The optimization algorithm of neural network to choose __ algorithm

Source: Internet
Author: User
Tags keras
Optimization Algorithm

To solve the optimization problem, there are many algorithms (the most common is gradient descent), these algorithms can also be used to optimize the neural network. Each depth learning library contains a large number of optimization algorithms to optimize the learning rate, so that the network with the fastest training times to achieve optimal, but also to prevent the fit.
Keras provides such optimizer [1]: SGD: Random gradient descent sgd+momentum: Momentum based SGD (optimized on SGD) Sgd+nesterov+momentum: SGD based on momentum, two-step update (in sgd+ Momentum based on optimization) Adagrad: adaptively allocate different learning rates for each parameter Adadelta: optimized algorithm (optimized on Adagrad basis) for Adagrad problem Rmsprop: For cyclic neural networks (Rnns) is the best optimizer (optimized on a adadelta basis) Adam: COMPUTE adaptive learning rates for each weight (optimized on a rmsprop basis) Adamax: How to choose an optimized algorithm for Adam (optimized on Adam basis)

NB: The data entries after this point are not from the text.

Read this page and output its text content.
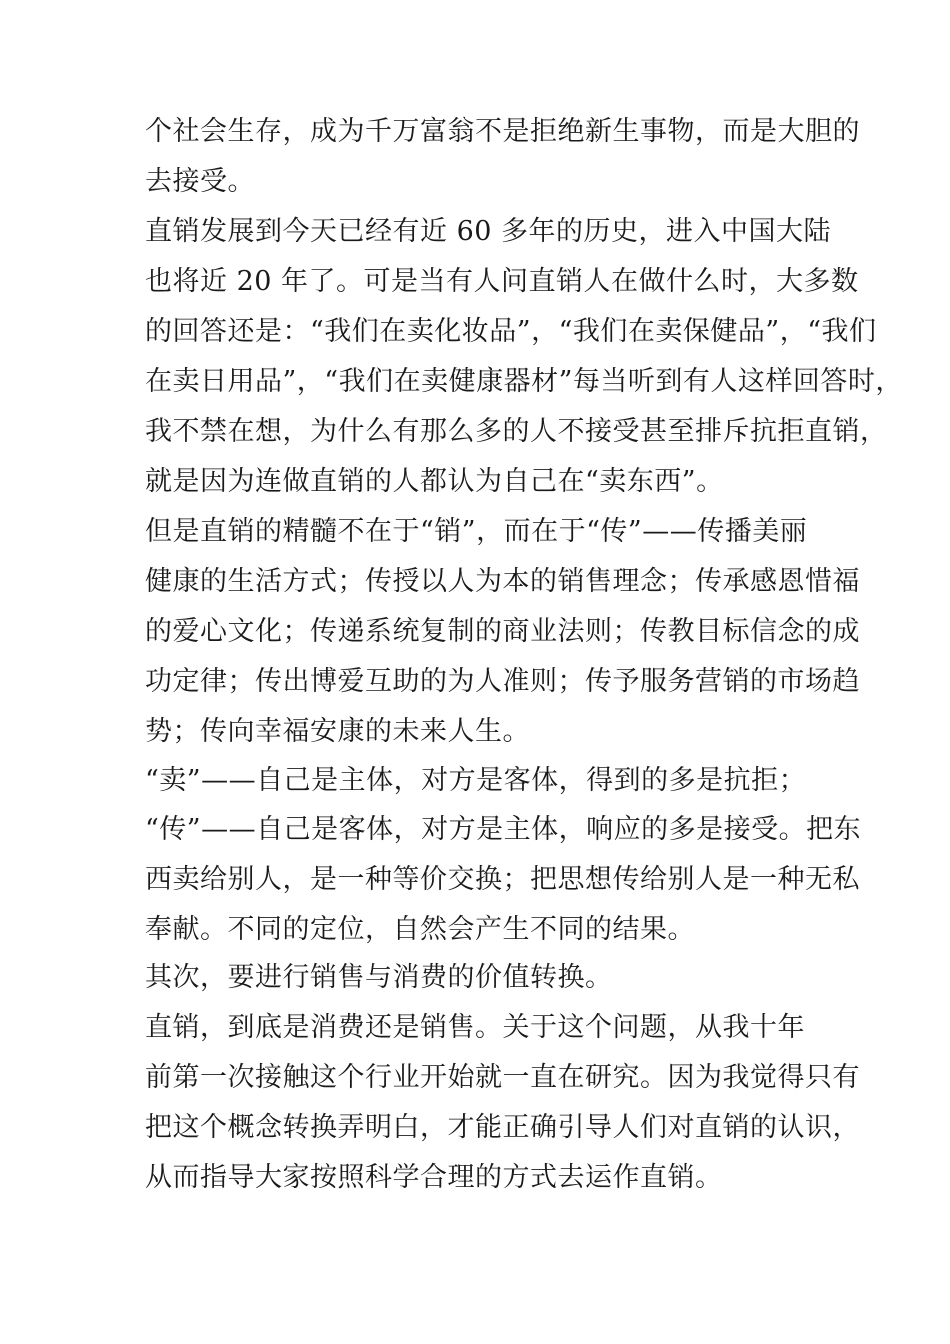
个社会生存，成为千万富翁不是拒绝新生事物，而是大胆的
去接受。
直销发展到今天已经有近 60 多年的历史，进入中国大陆
也将近 20 年了。可是当有人问直销人在做什么时，大多数
的回答还是：“我们在卖化妆品”，“我们在卖保健品”，“我们
在卖日用品”，“我们在卖健康器材”每当听到有人这样回答时，
我不禁在想，为什么有那么多的人不接受甚至排斥抗拒直销，
就是因为连做直销的人都认为自己在“卖东西”。
但是直销的精髓不在于“销”，而在于“传”——传播美丽
健康的生活方式；传授以人为本的销售理念；传承感恩惜福
的爱心文化；传递系统复制的商业法则；传教目标信念的成
功定律；传出博爱互助的为人准则；传予服务营销的市场趋
势；传向幸福安康的未来人生。
“卖”——自己是主体，对方是客体，得到的多是抗拒；
“传”——自己是客体，对方是主体，响应的多是接受。把东
西卖给别人，是一种等价交换；把思想传给别人是一种无私
奉献。不同的定位，自然会产生不同的结果。
其次，要进行销售与消费的价值转换。
直销，到底是消费还是销售。关于这个问题，从我十年
前第一次接触这个行业开始就一直在研究。因为我觉得只有
把这个概念转换弄明白，才能正确引导人们对直销的认识，
从而指导大家按照科学合理的方式去运作直销。
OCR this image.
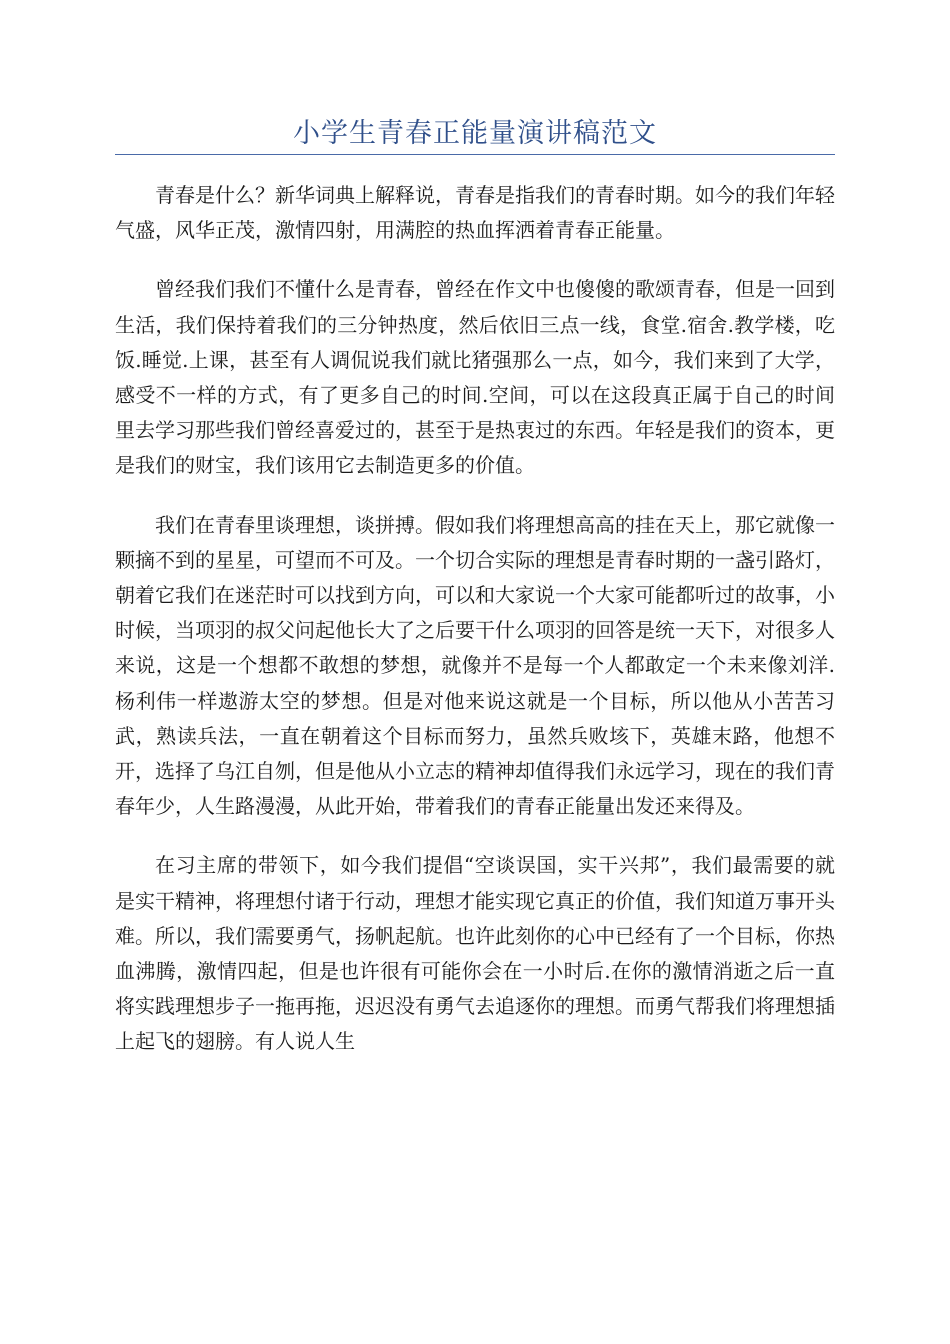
小学生青春正能量演讲稿范文

青春是什么？新华词典上解释说，青春是指我们的青春时期。如今的我们年轻气盛，风华正茂，激情四射，用满腔的热血挥洒着青春正能量。

曾经我们我们不懂什么是青春，曾经在作文中也傻傻的歌颂青春，但是一回到生活，我们保持着我们的三分钟热度，然后依旧三点一线，食堂.宿舍.教学楼，吃饭.睡觉.上课，甚至有人调侃说我们就比猪强那么一点，如今，我们来到了大学，感受不一样的方式，有了更多自己的时间.空间，可以在这段真正属于自己的时间里去学习那些我们曾经喜爱过的，甚至于是热衷过的东西。年轻是我们的资本，更是我们的财宝，我们该用它去制造更多的价值。

我们在青春里谈理想，谈拼搏。假如我们将理想高高的挂在天上，那它就像一颗摘不到的星星，可望而不可及。一个切合实际的理想是青春时期的一盏引路灯，朝着它我们在迷茫时可以找到方向，可以和大家说一个大家可能都听过的故事，小时候，当项羽的叔父问起他长大了之后要干什么项羽的回答是统一天下，对很多人来说，这是一个想都不敢想的梦想，就像并不是每一个人都敢定一个未来像刘洋.杨利伟一样遨游太空的梦想。但是对他来说这就是一个目标，所以他从小苦苦习武，熟读兵法，一直在朝着这个目标而努力，虽然兵败垓下，英雄末路，他想不开，选择了乌江自刎，但是他从小立志的精神却值得我们永远学习，现在的我们青春年少，人生路漫漫，从此开始，带着我们的青春正能量出发还来得及。

在习主席的带领下，如今我们提倡“空谈误国，实干兴邦”，我们最需要的就是实干精神，将理想付诸于行动，理想才能实现它真正的价值，我们知道万事开头难。所以，我们需要勇气，扬帆起航。也许此刻你的心中已经有了一个目标，你热血沸腾，激情四起，但是也许很有可能你会在一小时后.在你的激情消逝之后一直将实践理想步子一拖再拖，迟迟没有勇气去追逐你的理想。而勇气帮我们将理想插上起飞的翅膀。有人说人生
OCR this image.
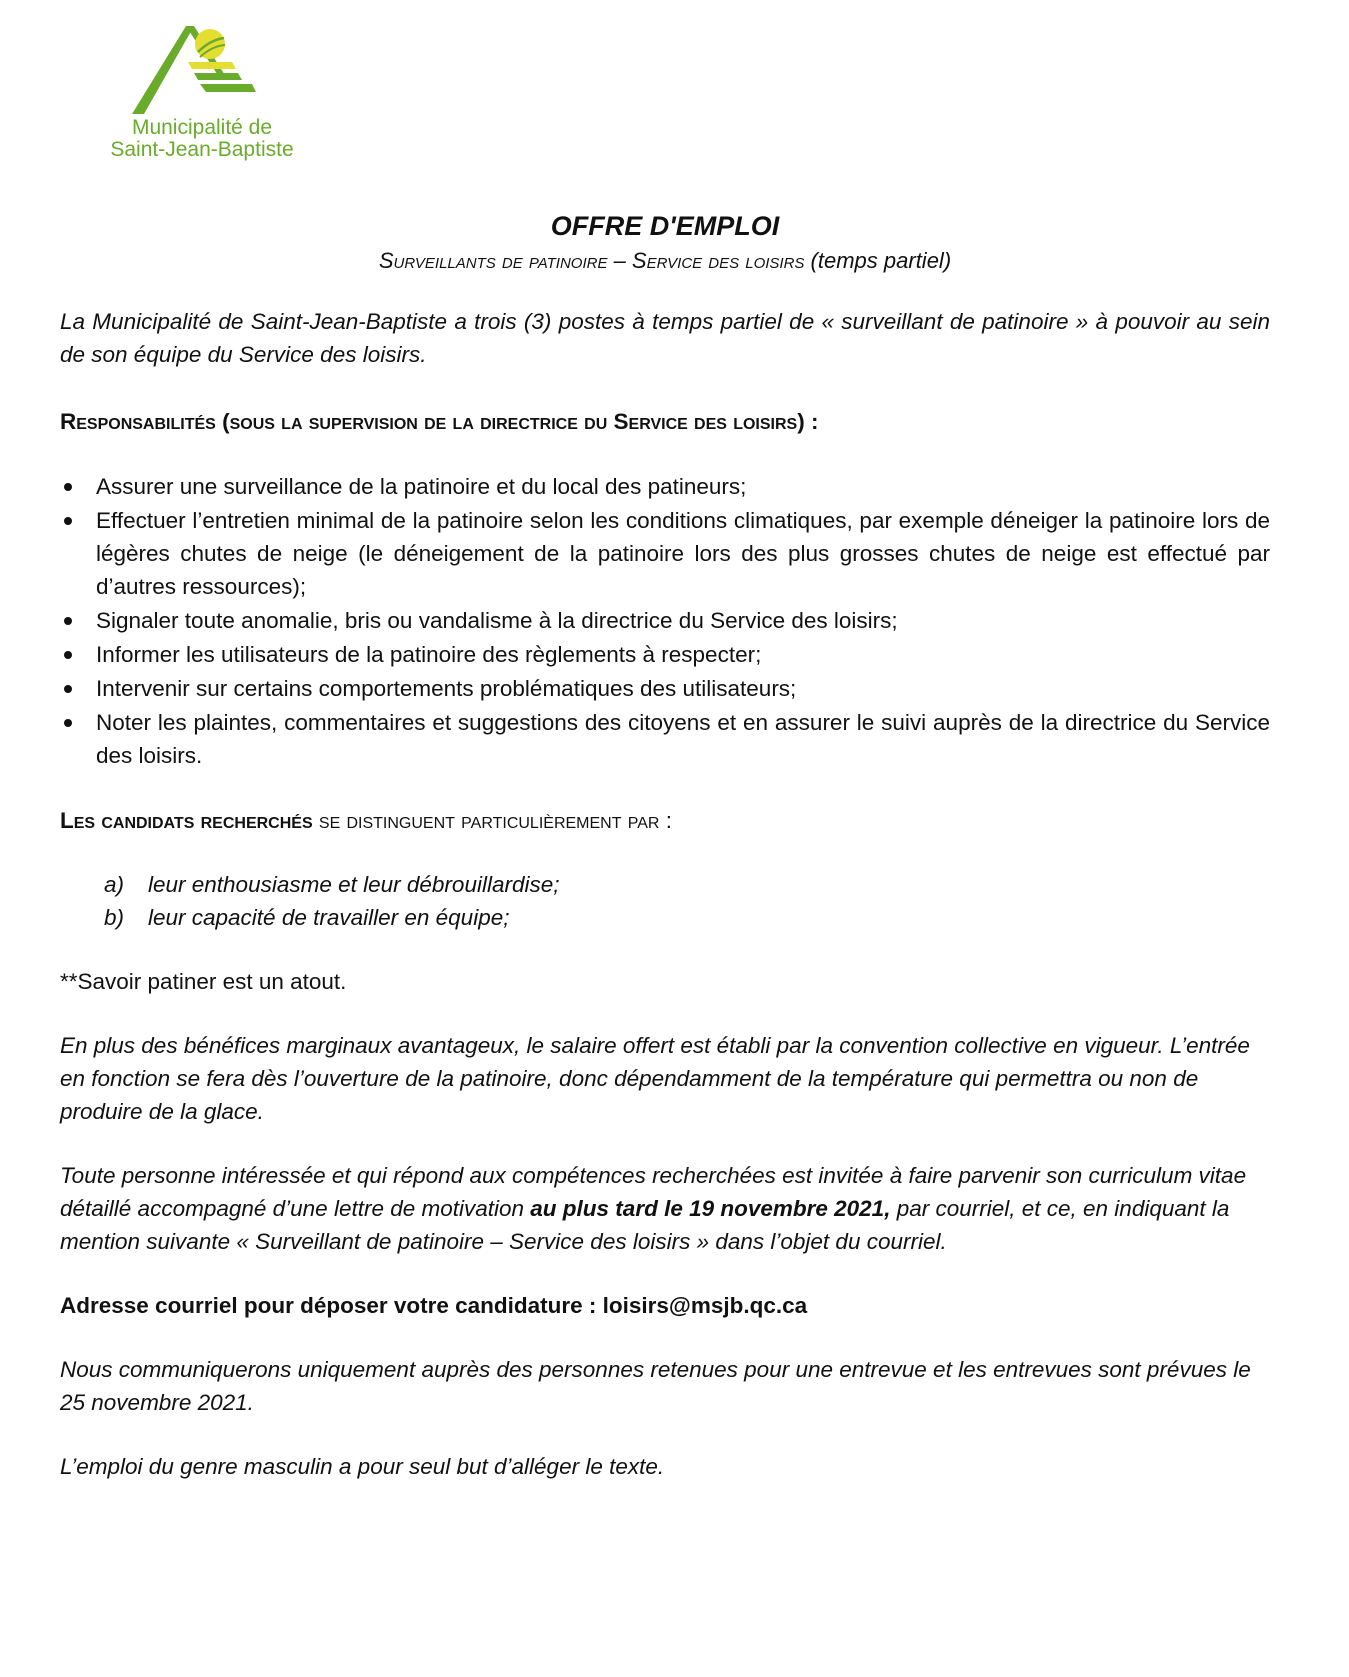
Municipalité de
Saint-Jean-Baptiste
OFFRE D'EMPLOI
Surveillants de patinoire – Service des loisirs (temps partiel)

La Municipalité de Saint-Jean-Baptiste a trois (3) postes à temps partiel de « surveillant de patinoire » à pouvoir au sein de son équipe du Service des loisirs.

Responsabilités (sous la supervision de la directrice du Service des loisirs) :

Assurer une surveillance de la patinoire et du local des patineurs;
Effectuer l’entretien minimal de la patinoire selon les conditions climatiques, par exemple déneiger la patinoire lors de légères chutes de neige (le déneigement de la patinoire lors des plus grosses chutes de neige est effectué par d’autres ressources);
Signaler toute anomalie, bris ou vandalisme à la directrice du Service des loisirs;
Informer les utilisateurs de la patinoire des règlements à respecter;
Intervenir sur certains comportements problématiques des utilisateurs;
Noter les plaintes, commentaires et suggestions des citoyens et en assurer le suivi auprès de la directrice du Service des loisirs.

Les candidats recherchés se distinguent particulièrement par :

a) leur enthousiasme et leur débrouillardise;
b) leur capacité de travailler en équipe;

**Savoir patiner est un atout.

En plus des bénéfices marginaux avantageux, le salaire offert est établi par la convention collective en vigueur. L’entrée en fonction se fera dès l’ouverture de la patinoire, donc dépendamment de la température qui permettra ou non de produire de la glace.

Toute personne intéressée et qui répond aux compétences recherchées est invitée à faire parvenir son curriculum vitae détaillé accompagné d’une lettre de motivation au plus tard le 19 novembre 2021, par courriel, et ce, en indiquant la mention suivante « Surveillant de patinoire – Service des loisirs » dans l’objet du courriel.

Adresse courriel pour déposer votre candidature : loisirs@msjb.qc.ca

Nous communiquerons uniquement auprès des personnes retenues pour une entrevue et les entrevues sont prévues le 25 novembre 2021.

L’emploi du genre masculin a pour seul but d’alléger le texte.
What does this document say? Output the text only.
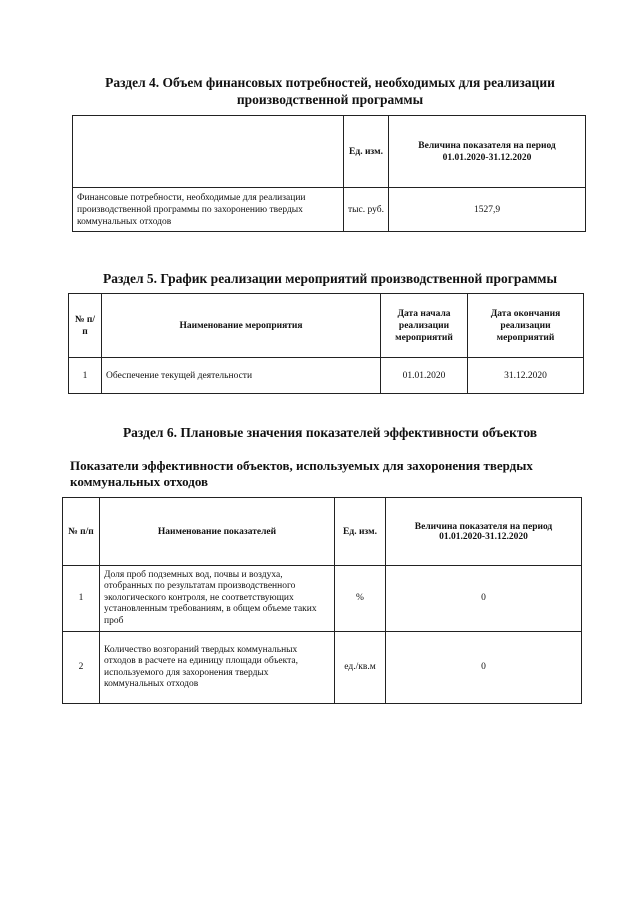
Раздел 4. Объем финансовых потребностей, необходимых для реализации
производственной программы
	Ед. изм.	Величина показателя на период
01.01.2020-31.12.2020

Финансовые потребности, необходимые для реализации производственной программы по захоронению твердых коммунальных отходов	тыс. руб.	1527,9
Раздел 5. График реализации мероприятий производственной программы
№ п/п	Наименование мероприятия	Дата начала реализации мероприятий	Дата окончания реализации мероприятий
1	Обеспечение текущей деятельности	01.01.2020	31.12.2020
Раздел 6. Плановые значения показателей эффективности объектов
Показатели эффективности объектов, используемых для захоронения твердых
коммунальных отходов
№ п/п	Наименование показателей	Ед. изм.	Величина показателя на период
01.01.2020-31.12.2020

1	Доля проб подземных вод, почвы и воздуха, отобранных по результатам производственного экологического контроля, не соответствующих установленным требованиям, в общем объеме таких проб	%	0
2	Количество возгораний твердых коммунальных отходов в расчете на единицу площади объекта, используемого для захоронения твердых коммунальных отходов	ед./кв.м	0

There are so many optimization algorithms, so how do we choose it. The great God has given us some advice [2][3] If you have a small amount of data input, choose an adaptive learning rate method. This way you don't have to tune the learning rate, because your data is small, and NN learning is a little time-consuming. In this case you should be more concerned about the accuracy of network classification. Rmsprop, Adadelta, are very similar to Adam and perform well in the same situation. Bias checking makes Adam's effect a little better than Rmsprop. The sgd+momentum algorithm with good parameter tuning is better than Adagrad/adadelta

Conclusion: Until now (2016.04), if you don't know which optimization algorithm to choose for your neural network, simply choose Adam. (Insofar, Adam might be the best overall choice.) [2]) reference [1] keras optimization algorithm, http://keras.io/optimizers/[2] Gradient descent optimization summary, http://sebastianruder.com/ optimizing-gradient-descent/[3] mnist the optimal conclusion on the dataset, http://cs.stanford.edu/people/karpathy/convnetjs/demo/ trainers.html [4] http://blog.csdn.net/luo123n/article/details/48239963

Contact Us

The content source of this page is from Internet, which doesn't represent Alibaba Cloud's opinion; products and services mentioned on that page don't have any relationship with Alibaba Cloud. If the content of the page makes you feel confusing, please write us an email, we will handle the problem within 5 days after receiving your email.

If you find any instances of plagiarism from the community, please send an email to: info-contact@alibabacloud.com and provide relevant evidence. A staff member will contact you within 5 working days.

A Free Trial That Lets You Build Big!

Start building with 50+ products and up to 12 months usage for Elastic Compute Service

  • Sales Support

    1 on 1 presale consultation

  • After-Sales Support

    24/7 Technical Support 6 Free Tickets per Quarter Faster Response

  • Alibaba Cloud offers highly flexible support services tailored to meet your exact needs.